May 14, 2012 at 4:43 pm #252456Anonymous
GuestQuote:what is the point? this:…..
Touche’
May 14, 2012 at 5:42 pm #252457Anonymous
GuestWayfarer, I think I love you. :clap: Also I read the post at NOM that you referenced and it’s just intellectually delicious. One thing that frustrates me about the church is that we’ve spent so much of our history trying to show how different we are and what more we bring to the table that mainstream Christianity that we’ve largely ignored the fact that the restoration was exactly what the Bible and early Christian leaders taught and expected.
The entire narrative (and all the redacted bits and metaphorical revisionism in scripture, and the numerology, and the symbolism, etc) is tied together. The more I study Biblical scholarship, the more I see it pointing to the restoration. What has happened in the wake of the early church is a downright shame.
Brian spoke to the need for apologists to write a grander narrative (in a response of John Dehlin’s FB page – maybe Brian will elaborate here…. cue Brian
)
but the narrative is there already. I wish I had the talent to tell the story as I see it but I swear every time I try, it still feels like I’m trying to grab a handful of jello – it’s wiggles around and slips through my fingers before I can get all the parts in place.
Maybe I should quit caffeine.
😆 May 15, 2012 at 12:53 am #252458Anonymous
GuestI agree pretty much with all of wayfarer’s comment – and that actually is why I don’t mind all apologetics as a category. I just don’t like apologetics that I believe are used to perpetuate bastardized explanations of grand theological concepts and principles. That’s why my reaction to things posted at FAIR and FARMS varies according to the author and topic.
My own pet peeve is the maniacal obsession many have over the pursuit of absolute knowledge to the disparagement of true faith. Don’t get me started on that. (I have written dozens of posts on my personal blog that deal directly with faith and knowledge – and dozens more that are focused on charity, perspective, love, humility, etc. and deal with faith and knowledge, as well.)

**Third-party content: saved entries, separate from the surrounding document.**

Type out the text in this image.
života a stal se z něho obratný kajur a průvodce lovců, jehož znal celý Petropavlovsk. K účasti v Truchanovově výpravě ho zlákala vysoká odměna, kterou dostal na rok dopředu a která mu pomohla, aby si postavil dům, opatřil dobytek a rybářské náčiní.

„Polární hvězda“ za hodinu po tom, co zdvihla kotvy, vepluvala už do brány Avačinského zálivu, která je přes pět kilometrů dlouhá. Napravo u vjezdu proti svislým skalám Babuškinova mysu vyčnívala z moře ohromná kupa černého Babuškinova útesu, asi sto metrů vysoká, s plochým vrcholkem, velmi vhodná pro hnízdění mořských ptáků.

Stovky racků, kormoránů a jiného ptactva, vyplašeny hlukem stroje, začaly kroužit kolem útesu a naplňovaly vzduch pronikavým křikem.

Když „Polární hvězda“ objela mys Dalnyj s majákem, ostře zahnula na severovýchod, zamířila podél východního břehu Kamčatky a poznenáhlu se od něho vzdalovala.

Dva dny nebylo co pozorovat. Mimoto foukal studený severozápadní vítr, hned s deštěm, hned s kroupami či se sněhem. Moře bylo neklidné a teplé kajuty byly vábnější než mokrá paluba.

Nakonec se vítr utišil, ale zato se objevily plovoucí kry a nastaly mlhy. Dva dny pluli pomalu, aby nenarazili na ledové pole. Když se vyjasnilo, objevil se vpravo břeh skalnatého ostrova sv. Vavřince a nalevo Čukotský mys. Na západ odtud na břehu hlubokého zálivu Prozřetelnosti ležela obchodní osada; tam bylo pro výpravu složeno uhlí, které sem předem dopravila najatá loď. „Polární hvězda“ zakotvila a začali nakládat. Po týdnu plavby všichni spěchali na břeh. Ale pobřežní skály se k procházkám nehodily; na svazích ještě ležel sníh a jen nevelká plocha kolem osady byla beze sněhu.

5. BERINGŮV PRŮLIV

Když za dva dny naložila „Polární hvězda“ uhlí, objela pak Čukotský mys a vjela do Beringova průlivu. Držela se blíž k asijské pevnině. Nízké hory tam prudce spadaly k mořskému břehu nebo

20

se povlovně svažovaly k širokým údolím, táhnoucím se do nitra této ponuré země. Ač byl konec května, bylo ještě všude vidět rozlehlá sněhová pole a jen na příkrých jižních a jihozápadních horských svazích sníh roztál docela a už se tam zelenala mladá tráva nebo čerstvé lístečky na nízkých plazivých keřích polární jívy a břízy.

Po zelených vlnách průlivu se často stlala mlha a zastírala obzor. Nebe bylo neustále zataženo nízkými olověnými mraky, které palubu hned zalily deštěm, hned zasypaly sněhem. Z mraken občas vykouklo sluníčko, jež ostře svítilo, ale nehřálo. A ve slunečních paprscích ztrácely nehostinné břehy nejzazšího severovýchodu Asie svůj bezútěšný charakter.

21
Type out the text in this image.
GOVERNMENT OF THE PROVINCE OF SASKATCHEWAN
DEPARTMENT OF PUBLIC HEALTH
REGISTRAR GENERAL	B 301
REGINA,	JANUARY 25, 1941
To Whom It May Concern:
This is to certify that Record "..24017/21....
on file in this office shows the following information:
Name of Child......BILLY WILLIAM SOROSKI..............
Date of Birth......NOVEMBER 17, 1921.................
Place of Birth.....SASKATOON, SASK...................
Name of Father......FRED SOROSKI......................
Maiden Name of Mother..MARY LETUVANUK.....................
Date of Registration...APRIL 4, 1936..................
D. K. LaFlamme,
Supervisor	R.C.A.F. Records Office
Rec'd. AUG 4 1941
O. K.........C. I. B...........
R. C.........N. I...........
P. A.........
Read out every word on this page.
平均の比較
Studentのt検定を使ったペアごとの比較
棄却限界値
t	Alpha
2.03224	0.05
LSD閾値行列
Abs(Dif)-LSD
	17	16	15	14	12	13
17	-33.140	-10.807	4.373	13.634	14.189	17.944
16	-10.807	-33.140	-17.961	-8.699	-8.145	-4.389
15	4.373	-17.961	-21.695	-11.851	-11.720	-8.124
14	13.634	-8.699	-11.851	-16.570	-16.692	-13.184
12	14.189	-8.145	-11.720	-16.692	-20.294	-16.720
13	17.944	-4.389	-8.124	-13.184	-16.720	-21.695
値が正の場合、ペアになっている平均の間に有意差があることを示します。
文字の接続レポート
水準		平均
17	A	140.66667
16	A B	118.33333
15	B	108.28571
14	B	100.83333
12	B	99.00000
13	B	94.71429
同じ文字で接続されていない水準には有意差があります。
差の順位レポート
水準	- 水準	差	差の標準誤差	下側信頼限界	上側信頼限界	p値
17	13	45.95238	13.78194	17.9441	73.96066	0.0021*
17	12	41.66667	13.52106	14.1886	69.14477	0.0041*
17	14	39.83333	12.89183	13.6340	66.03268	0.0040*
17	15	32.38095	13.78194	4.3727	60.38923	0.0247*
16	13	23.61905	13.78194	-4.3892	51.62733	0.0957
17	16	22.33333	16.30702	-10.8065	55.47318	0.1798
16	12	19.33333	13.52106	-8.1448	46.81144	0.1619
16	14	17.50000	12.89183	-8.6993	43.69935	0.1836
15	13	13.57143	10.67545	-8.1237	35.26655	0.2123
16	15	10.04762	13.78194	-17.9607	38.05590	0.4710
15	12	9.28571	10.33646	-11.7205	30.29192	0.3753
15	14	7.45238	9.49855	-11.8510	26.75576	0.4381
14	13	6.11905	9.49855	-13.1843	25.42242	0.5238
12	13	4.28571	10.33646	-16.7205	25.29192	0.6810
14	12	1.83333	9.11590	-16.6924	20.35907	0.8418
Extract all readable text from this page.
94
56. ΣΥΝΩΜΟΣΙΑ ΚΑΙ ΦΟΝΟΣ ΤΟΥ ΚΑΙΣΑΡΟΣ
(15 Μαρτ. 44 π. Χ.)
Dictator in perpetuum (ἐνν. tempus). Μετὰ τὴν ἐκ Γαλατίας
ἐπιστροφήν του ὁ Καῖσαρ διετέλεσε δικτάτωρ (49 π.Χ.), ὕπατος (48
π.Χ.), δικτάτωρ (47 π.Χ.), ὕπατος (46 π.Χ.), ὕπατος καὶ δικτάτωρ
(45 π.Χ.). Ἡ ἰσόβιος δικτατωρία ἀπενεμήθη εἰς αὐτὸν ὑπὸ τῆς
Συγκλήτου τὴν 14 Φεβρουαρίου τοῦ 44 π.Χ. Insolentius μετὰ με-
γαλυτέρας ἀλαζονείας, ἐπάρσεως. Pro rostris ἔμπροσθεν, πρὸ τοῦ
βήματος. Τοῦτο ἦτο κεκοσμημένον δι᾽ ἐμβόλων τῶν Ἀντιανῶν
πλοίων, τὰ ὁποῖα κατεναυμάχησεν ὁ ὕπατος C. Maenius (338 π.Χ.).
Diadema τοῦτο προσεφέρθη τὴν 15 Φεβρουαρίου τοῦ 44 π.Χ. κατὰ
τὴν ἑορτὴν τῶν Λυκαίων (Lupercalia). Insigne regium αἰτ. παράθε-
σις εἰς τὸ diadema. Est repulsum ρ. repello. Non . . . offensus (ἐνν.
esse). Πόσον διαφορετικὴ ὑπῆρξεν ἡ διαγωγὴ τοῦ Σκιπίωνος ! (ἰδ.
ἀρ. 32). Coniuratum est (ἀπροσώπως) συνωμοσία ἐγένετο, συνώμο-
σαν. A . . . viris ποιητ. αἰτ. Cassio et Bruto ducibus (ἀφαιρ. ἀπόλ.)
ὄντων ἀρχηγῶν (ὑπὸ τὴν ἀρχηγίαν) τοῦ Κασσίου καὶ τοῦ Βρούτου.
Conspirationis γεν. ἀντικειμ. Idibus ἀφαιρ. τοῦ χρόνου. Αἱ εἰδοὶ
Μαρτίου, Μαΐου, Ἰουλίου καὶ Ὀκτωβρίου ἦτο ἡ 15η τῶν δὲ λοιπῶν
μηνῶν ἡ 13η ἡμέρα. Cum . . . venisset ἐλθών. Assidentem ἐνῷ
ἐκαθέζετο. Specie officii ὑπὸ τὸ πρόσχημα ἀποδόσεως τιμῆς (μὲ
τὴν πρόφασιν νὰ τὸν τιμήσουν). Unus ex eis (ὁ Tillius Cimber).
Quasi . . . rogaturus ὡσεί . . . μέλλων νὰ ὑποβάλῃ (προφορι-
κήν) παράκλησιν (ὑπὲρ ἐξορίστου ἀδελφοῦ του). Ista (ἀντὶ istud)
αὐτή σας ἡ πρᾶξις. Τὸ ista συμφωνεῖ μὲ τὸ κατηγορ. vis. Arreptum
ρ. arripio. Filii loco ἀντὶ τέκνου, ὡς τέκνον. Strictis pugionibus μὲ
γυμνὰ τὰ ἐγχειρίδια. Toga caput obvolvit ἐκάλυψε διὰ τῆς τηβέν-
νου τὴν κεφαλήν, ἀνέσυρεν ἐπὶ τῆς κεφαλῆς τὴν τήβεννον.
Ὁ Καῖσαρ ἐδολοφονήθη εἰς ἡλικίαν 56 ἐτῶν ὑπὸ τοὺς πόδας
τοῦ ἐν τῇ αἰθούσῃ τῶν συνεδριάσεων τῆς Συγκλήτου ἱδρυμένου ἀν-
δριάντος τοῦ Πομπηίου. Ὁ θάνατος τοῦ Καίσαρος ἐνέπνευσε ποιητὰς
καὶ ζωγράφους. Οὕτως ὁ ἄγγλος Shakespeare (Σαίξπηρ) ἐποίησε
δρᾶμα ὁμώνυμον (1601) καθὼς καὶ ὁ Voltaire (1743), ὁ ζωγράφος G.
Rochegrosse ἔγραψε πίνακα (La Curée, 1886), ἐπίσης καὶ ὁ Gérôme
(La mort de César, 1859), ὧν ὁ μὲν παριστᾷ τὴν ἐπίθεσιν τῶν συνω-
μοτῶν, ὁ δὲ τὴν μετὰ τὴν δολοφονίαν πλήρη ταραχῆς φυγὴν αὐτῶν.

May 16, 2012 at 10:33 pm #252459Anonymous
GuestCylon wrote:There have been a few things from them that caused me to look at the issues in a way I hadn’t considered before, but in general I found their arguments to rely too much on discrediting the source of the criticism, addressing only part of the issue, or flat out lying about what the critic says in order to refute a weaker argument.
I agree with Cylon.I think there is a niche that they cover, but as Wayfarer is suggesting, we have to find these truths for ourselves. In my experience, Apologetics are dealing with issues we have no certain answers for, therefore their voice is one more voice in the wilderness, but doesn’t take us out of the woods. They just try to keep the critics honest, and don’t always hit the mark because of bias. But their effort is better than no effort. I like having some apologetic ideas to consider, but ultimately I usually feel less than satisfied. I think because as Wayfarer is pointing out…I need to learn these things for myself through personal revelation, after taking in all sides and stories. I have enjoyed many articles on their site, and often think their opinion is just as valid as critics. But some makes my head hurt too much too. I take in small doses.